Genesis 1:3 is interesting in the Hebrew. In the English it appears that the same word is used both times in the phrase, “curse” and “curse.” Two different words are used in the Hebrew. The first word should be translated “the one who treats you lightly/indifferently.” It is not an active cursing it is simply ignoring or treating lightly. Of course, this has ultimate fulfillment in the person who rejects Christ, ignores Christ, who treats the death of Christ lightly. The second “curse” in the phrase is “I will curse” [and bring discipline on them]. Then He says: “And in you all the families of the earth will be blessed.”

So what we see in 12:1-3 are the three great provisions of the Abrahamic covenant. Whenever we think of the Abrahamic covenant we should think of three things: land, seed, and blessing. The covenant is with Abram, not with the Gentiles, but it is through Abram that all the Gentiles will be blessed, and, of course, that comes through the spiritual blessing of the cross. It is through the cross that all are brought to salvation.

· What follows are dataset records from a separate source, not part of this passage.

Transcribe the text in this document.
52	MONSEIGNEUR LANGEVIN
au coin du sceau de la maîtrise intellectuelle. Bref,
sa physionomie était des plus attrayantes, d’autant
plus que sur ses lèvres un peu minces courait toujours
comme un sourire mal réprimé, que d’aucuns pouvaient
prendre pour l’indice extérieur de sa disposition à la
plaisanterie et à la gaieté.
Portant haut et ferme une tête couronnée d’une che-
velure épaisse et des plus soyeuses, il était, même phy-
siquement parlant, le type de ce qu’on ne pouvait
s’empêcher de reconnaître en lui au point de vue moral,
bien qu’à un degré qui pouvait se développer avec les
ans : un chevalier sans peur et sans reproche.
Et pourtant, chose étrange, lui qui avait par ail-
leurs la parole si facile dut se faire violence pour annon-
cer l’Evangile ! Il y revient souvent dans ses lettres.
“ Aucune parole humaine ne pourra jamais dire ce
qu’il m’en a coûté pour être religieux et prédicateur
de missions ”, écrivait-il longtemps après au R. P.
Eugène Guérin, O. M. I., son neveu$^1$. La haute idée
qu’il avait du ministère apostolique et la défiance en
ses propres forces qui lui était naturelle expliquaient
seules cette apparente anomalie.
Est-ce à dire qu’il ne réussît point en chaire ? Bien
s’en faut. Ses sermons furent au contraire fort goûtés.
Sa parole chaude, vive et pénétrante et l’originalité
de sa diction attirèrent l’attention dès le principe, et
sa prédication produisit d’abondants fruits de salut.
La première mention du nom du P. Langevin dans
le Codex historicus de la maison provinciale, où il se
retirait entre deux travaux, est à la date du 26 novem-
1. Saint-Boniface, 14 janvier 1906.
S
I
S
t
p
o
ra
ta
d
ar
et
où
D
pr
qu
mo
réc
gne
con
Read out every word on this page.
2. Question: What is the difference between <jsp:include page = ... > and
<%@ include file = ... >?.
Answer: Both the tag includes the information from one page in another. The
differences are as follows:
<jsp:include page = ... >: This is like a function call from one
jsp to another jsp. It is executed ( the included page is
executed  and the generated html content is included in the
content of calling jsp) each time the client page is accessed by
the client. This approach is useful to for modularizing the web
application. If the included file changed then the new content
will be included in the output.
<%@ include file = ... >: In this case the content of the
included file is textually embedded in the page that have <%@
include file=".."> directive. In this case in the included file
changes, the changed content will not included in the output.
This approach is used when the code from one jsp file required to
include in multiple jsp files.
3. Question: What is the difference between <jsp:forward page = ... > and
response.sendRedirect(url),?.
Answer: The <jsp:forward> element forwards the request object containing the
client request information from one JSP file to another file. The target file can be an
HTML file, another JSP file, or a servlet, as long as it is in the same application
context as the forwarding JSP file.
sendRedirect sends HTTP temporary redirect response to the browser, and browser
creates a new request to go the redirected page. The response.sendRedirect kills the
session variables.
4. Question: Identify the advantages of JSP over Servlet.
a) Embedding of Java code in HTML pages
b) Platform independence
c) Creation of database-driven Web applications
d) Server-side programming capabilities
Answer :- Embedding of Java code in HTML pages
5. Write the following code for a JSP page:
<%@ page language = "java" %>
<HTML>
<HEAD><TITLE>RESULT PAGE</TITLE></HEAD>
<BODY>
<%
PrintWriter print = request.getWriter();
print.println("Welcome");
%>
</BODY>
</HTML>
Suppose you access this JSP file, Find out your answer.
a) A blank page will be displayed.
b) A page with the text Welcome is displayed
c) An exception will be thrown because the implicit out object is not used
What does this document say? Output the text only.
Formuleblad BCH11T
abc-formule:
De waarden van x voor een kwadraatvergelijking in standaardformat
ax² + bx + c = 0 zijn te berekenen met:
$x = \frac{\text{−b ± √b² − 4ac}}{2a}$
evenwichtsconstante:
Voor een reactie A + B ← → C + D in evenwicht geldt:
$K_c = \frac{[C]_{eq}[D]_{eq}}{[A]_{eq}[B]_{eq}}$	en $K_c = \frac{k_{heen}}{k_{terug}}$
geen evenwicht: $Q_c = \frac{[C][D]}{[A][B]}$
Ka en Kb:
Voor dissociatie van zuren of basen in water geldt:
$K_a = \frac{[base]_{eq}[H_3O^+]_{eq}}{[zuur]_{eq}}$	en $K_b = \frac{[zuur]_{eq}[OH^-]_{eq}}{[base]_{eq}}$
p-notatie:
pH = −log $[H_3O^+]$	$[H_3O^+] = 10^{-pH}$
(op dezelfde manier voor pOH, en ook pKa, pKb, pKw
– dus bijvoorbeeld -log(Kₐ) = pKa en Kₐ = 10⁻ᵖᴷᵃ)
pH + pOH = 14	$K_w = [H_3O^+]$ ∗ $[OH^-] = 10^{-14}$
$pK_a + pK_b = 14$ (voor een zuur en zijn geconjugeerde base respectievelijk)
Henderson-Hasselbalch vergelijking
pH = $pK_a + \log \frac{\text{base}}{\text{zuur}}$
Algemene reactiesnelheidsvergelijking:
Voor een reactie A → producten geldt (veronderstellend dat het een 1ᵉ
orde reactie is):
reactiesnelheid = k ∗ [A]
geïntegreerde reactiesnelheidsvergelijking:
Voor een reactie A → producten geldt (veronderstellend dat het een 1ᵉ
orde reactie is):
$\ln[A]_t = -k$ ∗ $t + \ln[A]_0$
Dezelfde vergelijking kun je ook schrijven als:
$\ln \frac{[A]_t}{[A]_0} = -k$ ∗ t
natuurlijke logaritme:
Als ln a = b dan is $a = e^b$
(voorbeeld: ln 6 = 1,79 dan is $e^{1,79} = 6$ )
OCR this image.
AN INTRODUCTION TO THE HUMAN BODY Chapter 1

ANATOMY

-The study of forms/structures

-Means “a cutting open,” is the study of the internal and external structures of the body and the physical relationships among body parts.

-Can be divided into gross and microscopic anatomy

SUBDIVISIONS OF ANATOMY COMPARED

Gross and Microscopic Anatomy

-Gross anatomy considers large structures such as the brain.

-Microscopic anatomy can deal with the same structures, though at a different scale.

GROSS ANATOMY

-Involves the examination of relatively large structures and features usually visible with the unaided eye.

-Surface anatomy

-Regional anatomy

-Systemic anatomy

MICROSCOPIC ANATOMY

What we get from the Abrahamic covenant is a synopsis of the rest of the Old Testament. This lays the groundwork for the founding of the nation, the formation of the nation, the preparation of the nation, and then the ultimate fortune of the nation. God will make Abram’s descendants a blessing to all of the other nations.

Abram is called out (Abraham is the covenant name that God gives him; father of the multitude), he marries Sarai but she doesn’t give birth right away and they get impatient. They substitute man’s solution for man’s problems and Hagar has a son, Ishmael, who becomes the father of the Edomites. The seed goes through the promised son, Isaac, who marries Rebekah. They have twins, Esau and Jacob. Isaac is a believer; Ishamel is not a believer, so it is through the line of regeneration that the true nation develops.